In extreme northern Namibia, mountains of folded metamorphic rock are severed by the Kunene River that forms the border between Namibia and Angola. The Kunene River, the only permanent source of water in the region, is lined with a narrow belt of riverine vegetation and palm trees. Away from the river the vast Marienfluss and Hartmann’s Valleys, that in rainy years become grassy expanses, comprise part of the vast 303 400-hectare (749 641-acre) Marienfluss Conservancy Generally their flat topographies are covered by soft sand broken only by a few tough grasses, toxic euphorbias, mysterious ‘fairy circles’ and sheer granite inselbergs. Wildlife such as gemsbok, springbok, brown hyaena and Cape fox occur sporadically, while the smaller creatures impress within this surreal setting. The Kunene River also harbours Nile crocodile and vibrant birdlife.

Serrra Cafema Camp


The Camp


The camp’s eight unique canvas and thatched chalets, each with its own en-suite bathroom, show great attention to detail; the elevated decks and simple structures of wood, canvas and thatch create a camp that is at one with its surroundings.

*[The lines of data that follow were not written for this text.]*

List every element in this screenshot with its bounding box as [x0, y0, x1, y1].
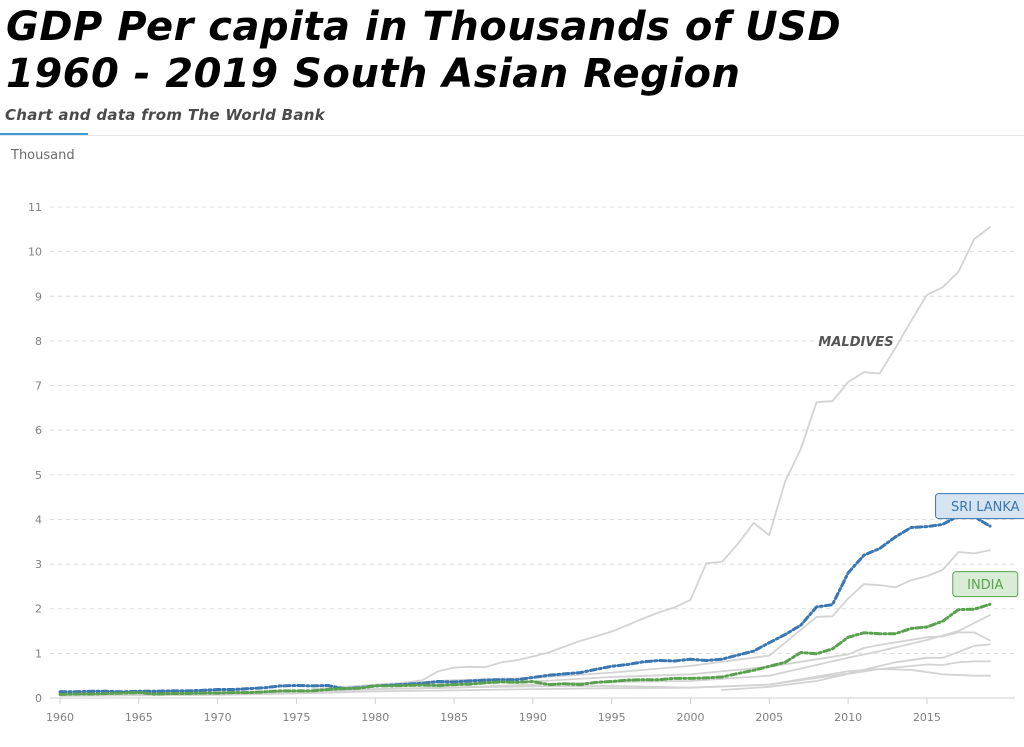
annotation-label-india: INDIA: [967, 578, 1003, 593]
x-tick-label: 1960: [46, 711, 74, 724]
series-line-other-country-5: [59, 660, 991, 697]
y-tick-label: 8: [35, 335, 42, 348]
chart-title-line-1: GDP Per capita in Thousands of USD: [6, 4, 842, 50]
series-line-other-country-4: [59, 643, 991, 697]
annotation-box-india: [952, 571, 1019, 598]
y-tick-label: 9: [35, 290, 42, 303]
chart-title: GDP Per capita in Thousands of USD 1960 …: [6, 4, 841, 98]
y-axis-unit-label: Thousand: [11, 148, 75, 163]
annotation-label-sri-lanka: SRI LANKA: [951, 500, 1020, 515]
grid-lines: [50, 206, 1015, 654]
chart-title-line-2: 1960 - 2019 South Asian Region: [6, 51, 741, 97]
annotation-box-sri-lanka: [935, 493, 1024, 520]
x-tick-label: 1965: [125, 711, 153, 724]
y-tick-label: 5: [35, 469, 42, 482]
x-tick-label: 2000: [677, 711, 705, 724]
x-tick-label: 1995: [598, 711, 626, 724]
y-tick-label: 4: [35, 513, 42, 526]
x-tick-label: 1985: [440, 711, 468, 724]
header-divider: [0, 135, 1024, 136]
y-tick-label: 6: [35, 424, 42, 437]
active-tab-underline: [0, 133, 88, 136]
axes: 0 1 2 3 4 5 6 7 8 9 10 11 1960 1965 1970 1975 1980 1985 19…: [28, 201, 1015, 724]
y-tick-label: 10: [28, 246, 42, 259]
x-tick-label: 1975: [282, 711, 310, 724]
y-tick-label: 1: [35, 647, 42, 660]
x-tick-label: 2005: [755, 711, 783, 724]
y-tick-label: 0: [35, 692, 42, 705]
y-tick-label: 2: [35, 603, 42, 616]
data-series: [58, 226, 992, 697]
y-tick-label: 3: [35, 558, 42, 571]
chart-subtitle: Chart and data from The World Bank: [5, 106, 326, 124]
series-line-maldives: [374, 226, 991, 687]
y-tick-label: 7: [35, 380, 42, 393]
x-tick-label: 1980: [361, 711, 389, 724]
series-line-sri-lanka: [58, 514, 992, 694]
x-tick-label: 1990: [519, 711, 547, 724]
x-tick-label: 2015: [913, 711, 941, 724]
y-tick-label: 11: [28, 201, 42, 214]
x-tick-label: 2010: [834, 711, 862, 724]
series-line-other-country-6: [721, 668, 991, 691]
x-tick-label: 1970: [204, 711, 232, 724]
annotation-label-maldives: MALDIVES: [818, 335, 893, 350]
series-line-india: [58, 602, 992, 696]
series-annotations: MALDIVES SRI LANKA INDIA: [818, 335, 1024, 598]
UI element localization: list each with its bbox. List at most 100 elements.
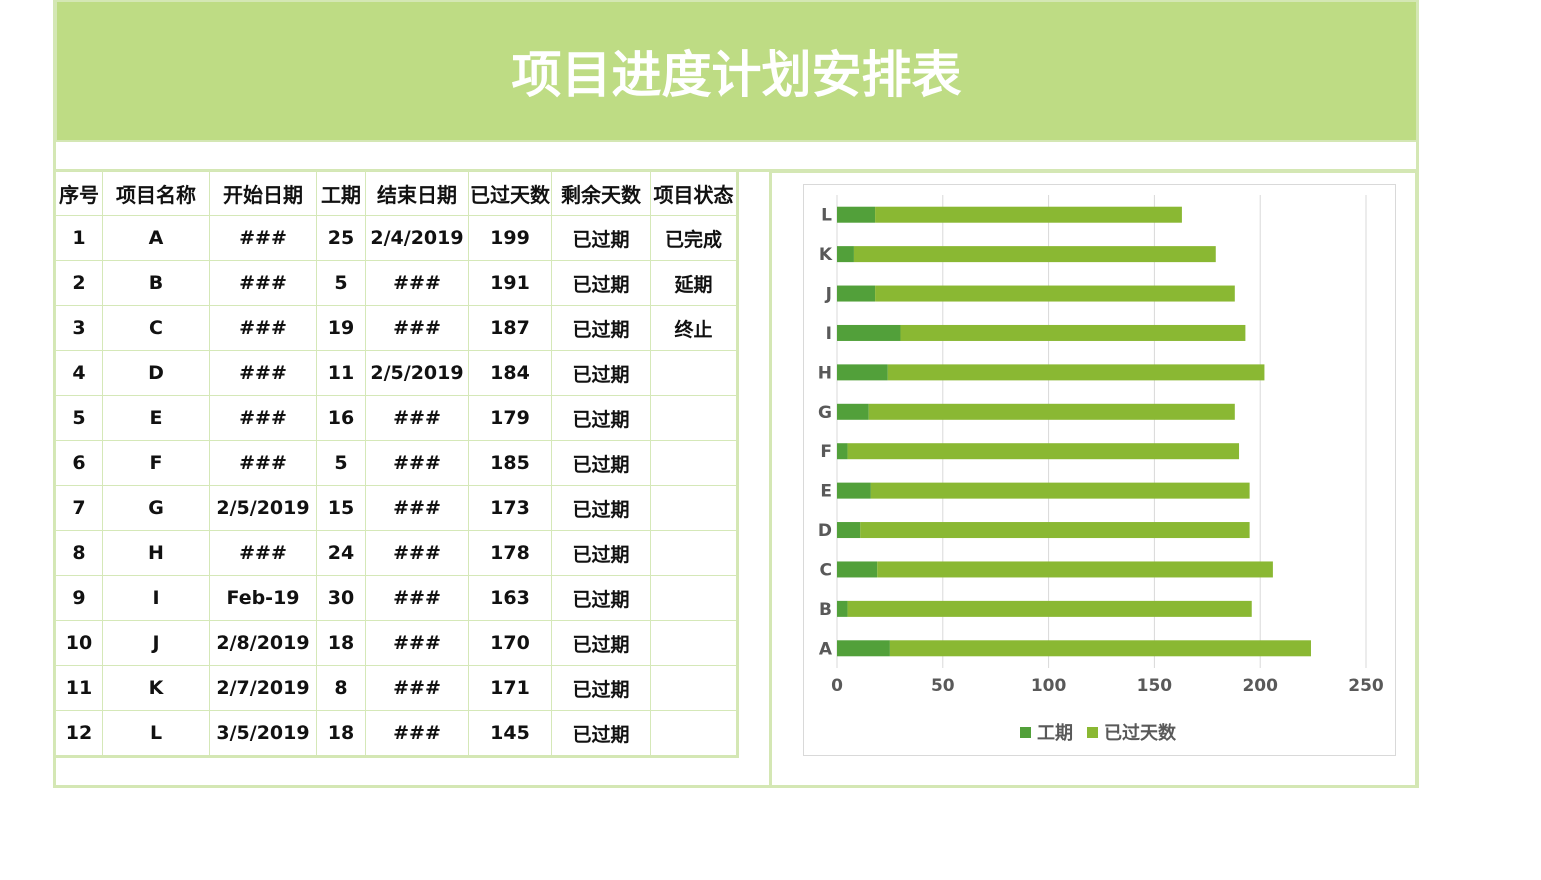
bar-days-passed[interactable]: [889, 640, 1311, 657]
cell-project-name[interactable]: D: [102, 350, 210, 396]
cell-project-status[interactable]: [650, 575, 738, 621]
header-days-remaining[interactable]: 剩余天数: [551, 170, 651, 216]
legend-swatch[interactable]: [1087, 727, 1098, 738]
cell-days-remaining[interactable]: 已过期: [551, 260, 651, 306]
cell-days-passed[interactable]: 178: [468, 530, 552, 576]
cell-project-status[interactable]: [650, 350, 738, 396]
cell-project-name[interactable]: B: [102, 260, 210, 306]
cell-project-name[interactable]: H: [102, 530, 210, 576]
cell-end-date[interactable]: ###: [365, 575, 469, 621]
cell-end-date[interactable]: ###: [365, 395, 469, 441]
cell-index[interactable]: 6: [55, 440, 103, 486]
cell-duration[interactable]: 18: [316, 620, 366, 666]
bar-days-passed[interactable]: [877, 561, 1273, 578]
bar-days-passed[interactable]: [860, 522, 1250, 539]
cell-days-passed[interactable]: 171: [468, 665, 552, 711]
cell-end-date[interactable]: 2/4/2019: [365, 215, 469, 261]
cell-days-passed[interactable]: 185: [468, 440, 552, 486]
bar-duration[interactable]: [837, 285, 876, 302]
cell-days-passed[interactable]: 179: [468, 395, 552, 441]
cell-project-name[interactable]: G: [102, 485, 210, 531]
cell-project-name[interactable]: F: [102, 440, 210, 486]
cell-days-remaining[interactable]: 已过期: [551, 395, 651, 441]
cell-index[interactable]: 11: [55, 665, 103, 711]
cell-days-remaining[interactable]: 已过期: [551, 485, 651, 531]
header-project-name[interactable]: 项目名称: [102, 170, 210, 216]
bar-days-passed[interactable]: [868, 403, 1235, 420]
cell-index[interactable]: 2: [55, 260, 103, 306]
bar-duration[interactable]: [837, 443, 848, 460]
legend-label[interactable]: 工期: [1037, 723, 1073, 744]
cell-duration[interactable]: 24: [316, 530, 366, 576]
cell-days-passed[interactable]: 184: [468, 350, 552, 396]
cell-start-date[interactable]: ###: [209, 530, 317, 576]
bar-days-passed[interactable]: [847, 600, 1252, 617]
header-project-status[interactable]: 项目状态: [650, 170, 738, 216]
cell-start-date[interactable]: ###: [209, 350, 317, 396]
cell-start-date[interactable]: 2/5/2019: [209, 485, 317, 531]
cell-duration[interactable]: 5: [316, 260, 366, 306]
cell-days-remaining[interactable]: 已过期: [551, 305, 651, 351]
cell-project-name[interactable]: A: [102, 215, 210, 261]
bar-duration[interactable]: [837, 403, 869, 420]
cell-index[interactable]: 4: [55, 350, 103, 396]
cell-duration[interactable]: 18: [316, 710, 366, 757]
cell-index[interactable]: 5: [55, 395, 103, 441]
bar-duration[interactable]: [837, 246, 854, 263]
cell-start-date[interactable]: 3/5/2019: [209, 710, 317, 757]
bar-days-passed[interactable]: [875, 206, 1182, 223]
cell-start-date[interactable]: ###: [209, 260, 317, 306]
cell-end-date[interactable]: ###: [365, 530, 469, 576]
cell-end-date[interactable]: ###: [365, 620, 469, 666]
cell-project-status[interactable]: [650, 665, 738, 711]
bar-duration[interactable]: [837, 482, 871, 499]
cell-start-date[interactable]: 2/8/2019: [209, 620, 317, 666]
cell-index[interactable]: 10: [55, 620, 103, 666]
cell-index[interactable]: 1: [55, 215, 103, 261]
cell-project-name[interactable]: K: [102, 665, 210, 711]
cell-end-date[interactable]: ###: [365, 665, 469, 711]
cell-days-passed[interactable]: 173: [468, 485, 552, 531]
cell-end-date[interactable]: 2/5/2019: [365, 350, 469, 396]
cell-start-date[interactable]: ###: [209, 395, 317, 441]
cell-days-passed[interactable]: 163: [468, 575, 552, 621]
cell-duration[interactable]: 30: [316, 575, 366, 621]
cell-index[interactable]: 12: [55, 710, 103, 757]
chart-area[interactable]: A B C D E F G H I J K L 0 50 100 150 200 250 工期 已过天数: [803, 184, 1396, 756]
cell-end-date[interactable]: ###: [365, 305, 469, 351]
cell-days-remaining[interactable]: 已过期: [551, 440, 651, 486]
legend-swatch[interactable]: [1020, 727, 1031, 738]
cell-end-date[interactable]: ###: [365, 710, 469, 757]
cell-project-name[interactable]: L: [102, 710, 210, 757]
cell-days-passed[interactable]: 145: [468, 710, 552, 757]
cell-project-name[interactable]: E: [102, 395, 210, 441]
cell-project-status[interactable]: [650, 530, 738, 576]
cell-index[interactable]: 8: [55, 530, 103, 576]
cell-days-passed[interactable]: 187: [468, 305, 552, 351]
cell-end-date[interactable]: ###: [365, 260, 469, 306]
cell-days-remaining[interactable]: 已过期: [551, 215, 651, 261]
cell-days-passed[interactable]: 199: [468, 215, 552, 261]
cell-days-remaining[interactable]: 已过期: [551, 530, 651, 576]
cell-start-date[interactable]: ###: [209, 305, 317, 351]
cell-days-passed[interactable]: 170: [468, 620, 552, 666]
bar-duration[interactable]: [837, 522, 861, 539]
cell-end-date[interactable]: ###: [365, 485, 469, 531]
cell-duration[interactable]: 19: [316, 305, 366, 351]
header-start-date[interactable]: 开始日期: [209, 170, 317, 216]
cell-days-remaining[interactable]: 已过期: [551, 620, 651, 666]
cell-project-name[interactable]: C: [102, 305, 210, 351]
cell-project-name[interactable]: J: [102, 620, 210, 666]
cell-days-remaining[interactable]: 已过期: [551, 350, 651, 396]
cell-index[interactable]: 7: [55, 485, 103, 531]
header-end-date[interactable]: 结束日期: [365, 170, 469, 216]
cell-days-passed[interactable]: 191: [468, 260, 552, 306]
cell-duration[interactable]: 25: [316, 215, 366, 261]
cell-index[interactable]: 9: [55, 575, 103, 621]
cell-project-status[interactable]: 已完成: [650, 215, 738, 261]
cell-index[interactable]: 3: [55, 305, 103, 351]
legend-label[interactable]: 已过天数: [1104, 722, 1177, 744]
cell-start-date[interactable]: ###: [209, 440, 317, 486]
header-index[interactable]: 序号: [55, 170, 103, 216]
bar-days-passed[interactable]: [847, 443, 1240, 460]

The Kunene Region, formerly known as the Kaokoveld, is situated in north-west Namibia. It is one of the harshest environments on the planet, with endless vistas across stark plains, ancient valleys, rugged peaks and desolate coastline. The ephemeral rivers that bisect it form linear oases as they meander their way west towards the sea. The vegetation that fringes their courses provides sustenance to a diverse array of superbly adapted desert wildlife like black rhino, elephant, springbok, gemsbok, giraffe and Hartmann’s mountain zebra. The most reliable source of water here is the fog created when the icy Atlantic waters meet the warm air of the coast.

Activities here are varied, including boating (seasonal), walking, viewing breathtaking landscapes, as well as carefully guided quad-bike excursions that tread lightly on the dunes. In this isolated region, the Himba people continue their nomadic, traditional way of life and when in the area, offer guests the opportunity to learn about their lifestyle and traditions.